While most people obtain health insurance from their employer, and this is usually the best option for those with children who need coverage for the entire family. Children seem highly prone to accidents and become ill more often than the average adult, so you will definitely want a good insurance plan that will cover them. Even if you are in a special situation, there are still ways to obtain affordable Parent & Child medical insurance in the UK.

Each of the countries of the UK has their own National Health Service, a national publicly funded form of health care which promises to provide coverage for permanent residents. Details and specifications may vary from country to country and you should check with a local office to see what type of coverage you are qualified to receive.

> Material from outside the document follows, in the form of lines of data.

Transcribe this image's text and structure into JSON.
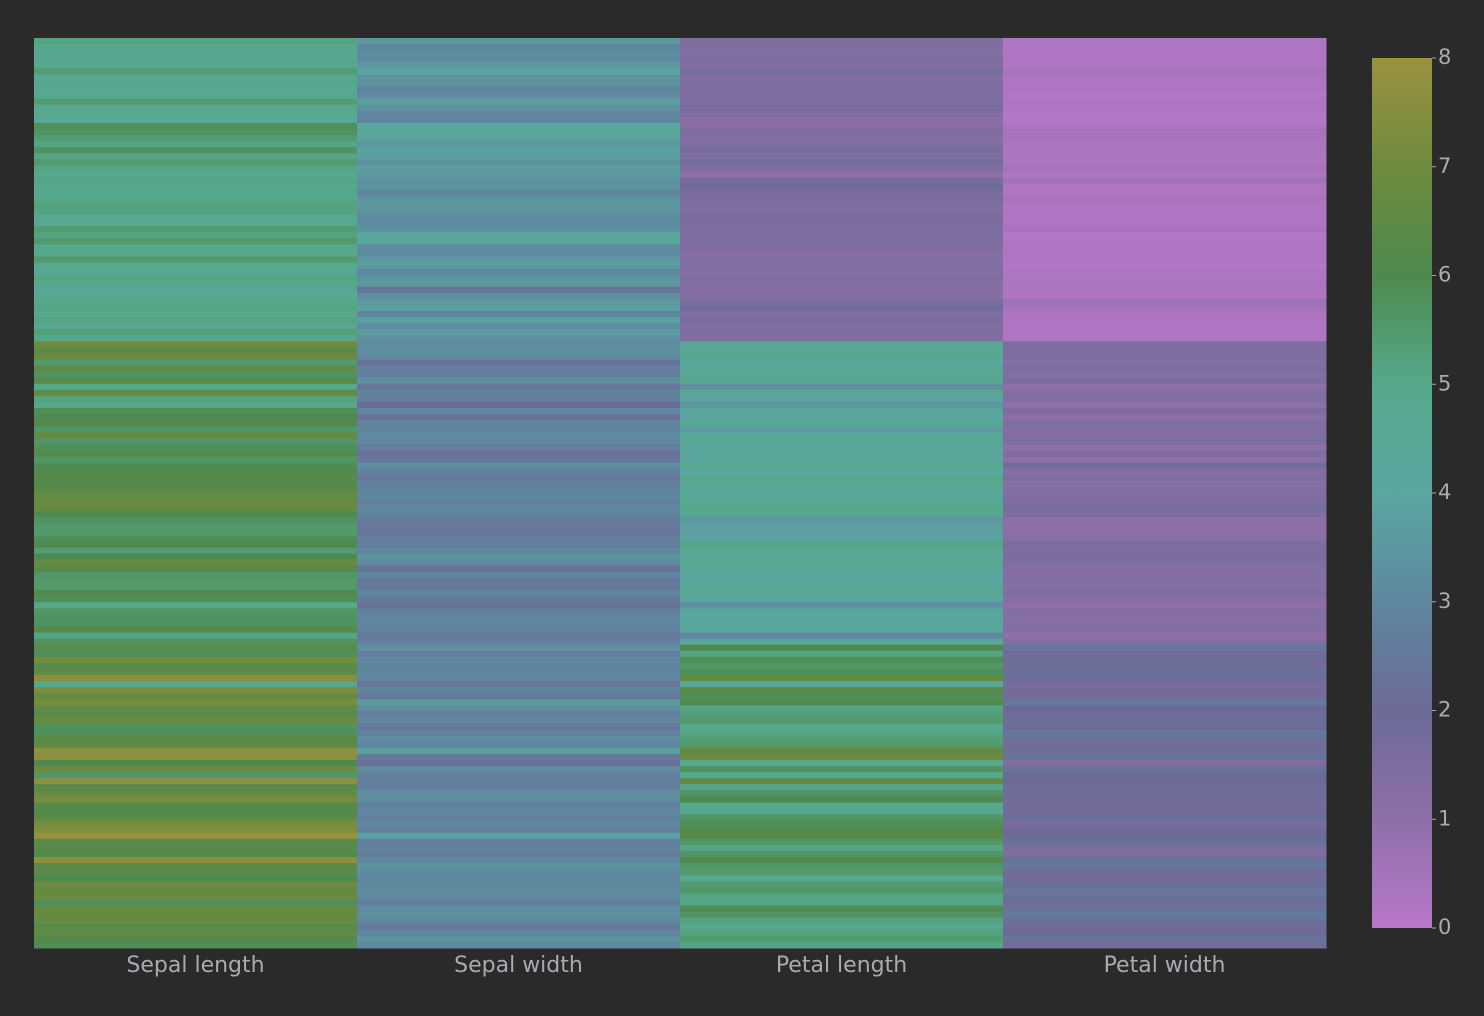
{
  "chart_data": {
    "type": "heatmap",
    "categories": [
      "Sepal length",
      "Sepal width",
      "Petal length",
      "Petal width"
    ],
    "zlim": [
      0,
      8
    ],
    "colorbar_ticks": [
      0,
      1,
      2,
      3,
      4,
      5,
      6,
      7,
      8
    ],
    "colorscale": [
      "#b877c9",
      "#8e6fa8",
      "#6c6b98",
      "#5f879f",
      "#5aa6a0",
      "#55a88a",
      "#4e8a4e",
      "#6f8b3e",
      "#9a923e"
    ],
    "z": [
      [
        5.1,
        3.5,
        1.4,
        0.2
      ],
      [
        4.9,
        3.0,
        1.4,
        0.2
      ],
      [
        4.7,
        3.2,
        1.3,
        0.2
      ],
      [
        4.6,
        3.1,
        1.5,
        0.2
      ],
      [
        5.0,
        3.6,
        1.4,
        0.2
      ],
      [
        5.4,
        3.9,
        1.7,
        0.4
      ],
      [
        4.6,
        3.4,
        1.4,
        0.3
      ],
      [
        5.0,
        3.4,
        1.5,
        0.2
      ],
      [
        4.4,
        2.9,
        1.4,
        0.2
      ],
      [
        4.9,
        3.1,
        1.5,
        0.1
      ],
      [
        5.4,
        3.7,
        1.5,
        0.2
      ],
      [
        4.8,
        3.4,
        1.6,
        0.2
      ],
      [
        4.8,
        3.0,
        1.4,
        0.1
      ],
      [
        4.3,
        3.0,
        1.1,
        0.1
      ],
      [
        5.8,
        4.0,
        1.2,
        0.2
      ],
      [
        5.7,
        4.4,
        1.5,
        0.4
      ],
      [
        5.4,
        3.9,
        1.3,
        0.4
      ],
      [
        5.1,
        3.5,
        1.4,
        0.3
      ],
      [
        5.7,
        3.8,
        1.7,
        0.3
      ],
      [
        5.1,
        3.8,
        1.5,
        0.3
      ],
      [
        5.4,
        3.4,
        1.7,
        0.2
      ],
      [
        5.1,
        3.7,
        1.5,
        0.4
      ],
      [
        4.6,
        3.6,
        1.0,
        0.2
      ],
      [
        5.1,
        3.3,
        1.7,
        0.5
      ],
      [
        4.8,
        3.4,
        1.9,
        0.2
      ],
      [
        5.0,
        3.0,
        1.6,
        0.2
      ],
      [
        5.0,
        3.4,
        1.6,
        0.4
      ],
      [
        5.2,
        3.5,
        1.5,
        0.2
      ],
      [
        5.2,
        3.4,
        1.4,
        0.2
      ],
      [
        4.7,
        3.2,
        1.6,
        0.2
      ],
      [
        4.8,
        3.1,
        1.6,
        0.2
      ],
      [
        5.4,
        3.4,
        1.5,
        0.4
      ],
      [
        5.2,
        4.1,
        1.5,
        0.1
      ],
      [
        5.5,
        4.2,
        1.4,
        0.2
      ],
      [
        4.9,
        3.1,
        1.5,
        0.2
      ],
      [
        5.0,
        3.2,
        1.2,
        0.2
      ],
      [
        5.5,
        3.5,
        1.3,
        0.2
      ],
      [
        4.9,
        3.6,
        1.4,
        0.1
      ],
      [
        4.4,
        3.0,
        1.3,
        0.2
      ],
      [
        5.1,
        3.4,
        1.5,
        0.2
      ],
      [
        5.0,
        3.5,
        1.3,
        0.3
      ],
      [
        4.5,
        2.3,
        1.3,
        0.3
      ],
      [
        4.4,
        3.2,
        1.3,
        0.2
      ],
      [
        5.0,
        3.5,
        1.6,
        0.6
      ],
      [
        5.1,
        3.8,
        1.9,
        0.4
      ],
      [
        4.8,
        3.0,
        1.4,
        0.3
      ],
      [
        5.1,
        3.8,
        1.6,
        0.2
      ],
      [
        4.6,
        3.2,
        1.4,
        0.2
      ],
      [
        5.3,
        3.7,
        1.5,
        0.2
      ],
      [
        5.0,
        3.3,
        1.4,
        0.2
      ],
      [
        7.0,
        3.2,
        4.7,
        1.4
      ],
      [
        6.4,
        3.2,
        4.5,
        1.5
      ],
      [
        6.9,
        3.1,
        4.9,
        1.5
      ],
      [
        5.5,
        2.3,
        4.0,
        1.3
      ],
      [
        6.5,
        2.8,
        4.6,
        1.5
      ],
      [
        5.7,
        2.8,
        4.5,
        1.3
      ],
      [
        6.3,
        3.3,
        4.7,
        1.6
      ],
      [
        4.9,
        2.4,
        3.3,
        1.0
      ],
      [
        6.6,
        2.9,
        4.6,
        1.3
      ],
      [
        5.2,
        2.7,
        3.9,
        1.4
      ],
      [
        5.0,
        2.0,
        3.5,
        1.0
      ],
      [
        5.9,
        3.0,
        4.2,
        1.5
      ],
      [
        6.0,
        2.2,
        4.0,
        1.0
      ],
      [
        6.1,
        2.9,
        4.7,
        1.4
      ],
      [
        5.6,
        2.9,
        3.6,
        1.3
      ],
      [
        6.7,
        3.1,
        4.4,
        1.4
      ],
      [
        5.6,
        3.0,
        4.5,
        1.5
      ],
      [
        5.8,
        2.7,
        4.1,
        1.0
      ],
      [
        6.2,
        2.2,
        4.5,
        1.5
      ],
      [
        5.6,
        2.5,
        3.9,
        1.1
      ],
      [
        5.9,
        3.2,
        4.8,
        1.8
      ],
      [
        6.1,
        2.8,
        4.0,
        1.3
      ],
      [
        6.3,
        2.5,
        4.9,
        1.5
      ],
      [
        6.1,
        2.8,
        4.7,
        1.2
      ],
      [
        6.4,
        2.9,
        4.3,
        1.3
      ],
      [
        6.6,
        3.0,
        4.4,
        1.4
      ],
      [
        6.8,
        2.8,
        4.8,
        1.4
      ],
      [
        6.7,
        3.0,
        5.0,
        1.7
      ],
      [
        6.0,
        2.9,
        4.5,
        1.5
      ],
      [
        5.7,
        2.6,
        3.5,
        1.0
      ],
      [
        5.5,
        2.4,
        3.8,
        1.1
      ],
      [
        5.5,
        2.4,
        3.7,
        1.0
      ],
      [
        5.8,
        2.7,
        3.9,
        1.2
      ],
      [
        6.0,
        2.7,
        5.1,
        1.6
      ],
      [
        5.4,
        3.0,
        4.5,
        1.5
      ],
      [
        6.0,
        3.4,
        4.5,
        1.6
      ],
      [
        6.7,
        3.1,
        4.7,
        1.5
      ],
      [
        6.3,
        2.3,
        4.4,
        1.3
      ],
      [
        5.6,
        3.0,
        4.1,
        1.3
      ],
      [
        5.5,
        2.5,
        4.0,
        1.3
      ],
      [
        5.5,
        2.6,
        4.4,
        1.2
      ],
      [
        6.1,
        3.0,
        4.6,
        1.4
      ],
      [
        5.8,
        2.6,
        4.0,
        1.2
      ],
      [
        5.0,
        2.3,
        3.3,
        1.0
      ],
      [
        5.6,
        2.7,
        4.2,
        1.3
      ],
      [
        5.7,
        3.0,
        4.2,
        1.2
      ],
      [
        5.7,
        2.9,
        4.2,
        1.3
      ],
      [
        6.2,
        2.9,
        4.3,
        1.3
      ],
      [
        5.1,
        2.5,
        3.0,
        1.1
      ],
      [
        5.7,
        2.8,
        4.1,
        1.3
      ],
      [
        6.3,
        3.3,
        6.0,
        2.5
      ],
      [
        5.8,
        2.7,
        5.1,
        1.9
      ],
      [
        7.1,
        3.0,
        5.9,
        2.1
      ],
      [
        6.3,
        2.9,
        5.6,
        1.8
      ],
      [
        6.5,
        3.0,
        5.8,
        2.2
      ],
      [
        7.6,
        3.0,
        6.6,
        2.1
      ],
      [
        4.9,
        2.5,
        4.5,
        1.7
      ],
      [
        7.3,
        2.9,
        6.3,
        1.8
      ],
      [
        6.7,
        2.5,
        5.8,
        1.8
      ],
      [
        7.2,
        3.6,
        6.1,
        2.5
      ],
      [
        6.5,
        3.2,
        5.1,
        2.0
      ],
      [
        6.4,
        2.7,
        5.3,
        1.9
      ],
      [
        6.8,
        3.0,
        5.5,
        2.1
      ],
      [
        5.7,
        2.5,
        5.0,
        2.0
      ],
      [
        5.8,
        2.8,
        5.1,
        2.4
      ],
      [
        6.4,
        3.2,
        5.3,
        2.3
      ],
      [
        6.5,
        3.0,
        5.5,
        1.8
      ],
      [
        7.7,
        3.8,
        6.7,
        2.2
      ],
      [
        7.7,
        2.6,
        6.9,
        2.3
      ],
      [
        6.0,
        2.2,
        5.0,
        1.5
      ],
      [
        6.9,
        3.2,
        5.7,
        2.3
      ],
      [
        5.6,
        2.8,
        4.9,
        2.0
      ],
      [
        7.7,
        2.8,
        6.7,
        2.0
      ],
      [
        6.3,
        2.7,
        4.9,
        1.8
      ],
      [
        6.7,
        3.3,
        5.7,
        2.1
      ],
      [
        7.2,
        3.2,
        6.0,
        1.8
      ],
      [
        6.2,
        2.8,
        4.8,
        1.8
      ],
      [
        6.1,
        3.0,
        4.9,
        1.8
      ],
      [
        6.4,
        2.8,
        5.6,
        2.1
      ],
      [
        7.2,
        3.0,
        5.8,
        1.6
      ],
      [
        7.4,
        2.8,
        6.1,
        1.9
      ],
      [
        7.9,
        3.8,
        6.4,
        2.0
      ],
      [
        6.4,
        2.8,
        5.6,
        2.2
      ],
      [
        6.3,
        2.8,
        5.1,
        1.5
      ],
      [
        6.1,
        2.6,
        5.6,
        1.4
      ],
      [
        7.7,
        3.0,
        6.1,
        2.3
      ],
      [
        6.3,
        3.4,
        5.6,
        2.4
      ],
      [
        6.4,
        3.1,
        5.5,
        1.8
      ],
      [
        6.0,
        3.0,
        4.8,
        1.8
      ],
      [
        6.9,
        3.1,
        5.4,
        2.1
      ],
      [
        6.7,
        3.1,
        5.6,
        2.4
      ],
      [
        6.9,
        3.1,
        5.1,
        2.3
      ],
      [
        5.8,
        2.7,
        5.1,
        1.9
      ],
      [
        6.8,
        3.2,
        5.9,
        2.3
      ],
      [
        6.7,
        3.3,
        5.7,
        2.5
      ],
      [
        6.7,
        3.0,
        5.2,
        2.3
      ],
      [
        6.3,
        2.5,
        5.0,
        1.9
      ],
      [
        6.5,
        3.0,
        5.2,
        2.0
      ],
      [
        6.2,
        3.4,
        5.4,
        2.3
      ],
      [
        5.9,
        3.0,
        5.1,
        1.8
      ]
    ]
  }
}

The NHS may not cover everyone or all expenses, so you will possibly need to consider other options that you have available. The Internet offers the greatest resource to date. If your family has a certain upcoming expense such as the birth of a child, or you are planning to have children, it is all the more important to get this matter settled.

Do some research online. Obtain some online quotes directly from UK health insurance providers online and consider the various options that come up. Many smaller insurance companies who are starting up will be willing to offer you a lot for your money. Just be sure that you are working with a legitimate company before you sign up.

Going without health insurance can prove disastrous and could be the decision that would ruin your life. Who knows when they may contract an illness or face a medical emergency that would put them in debt for the rest of their life with no coverage to rely upon? Be smart and plan carefully so that your future is secure. This is especially important when your children are involved.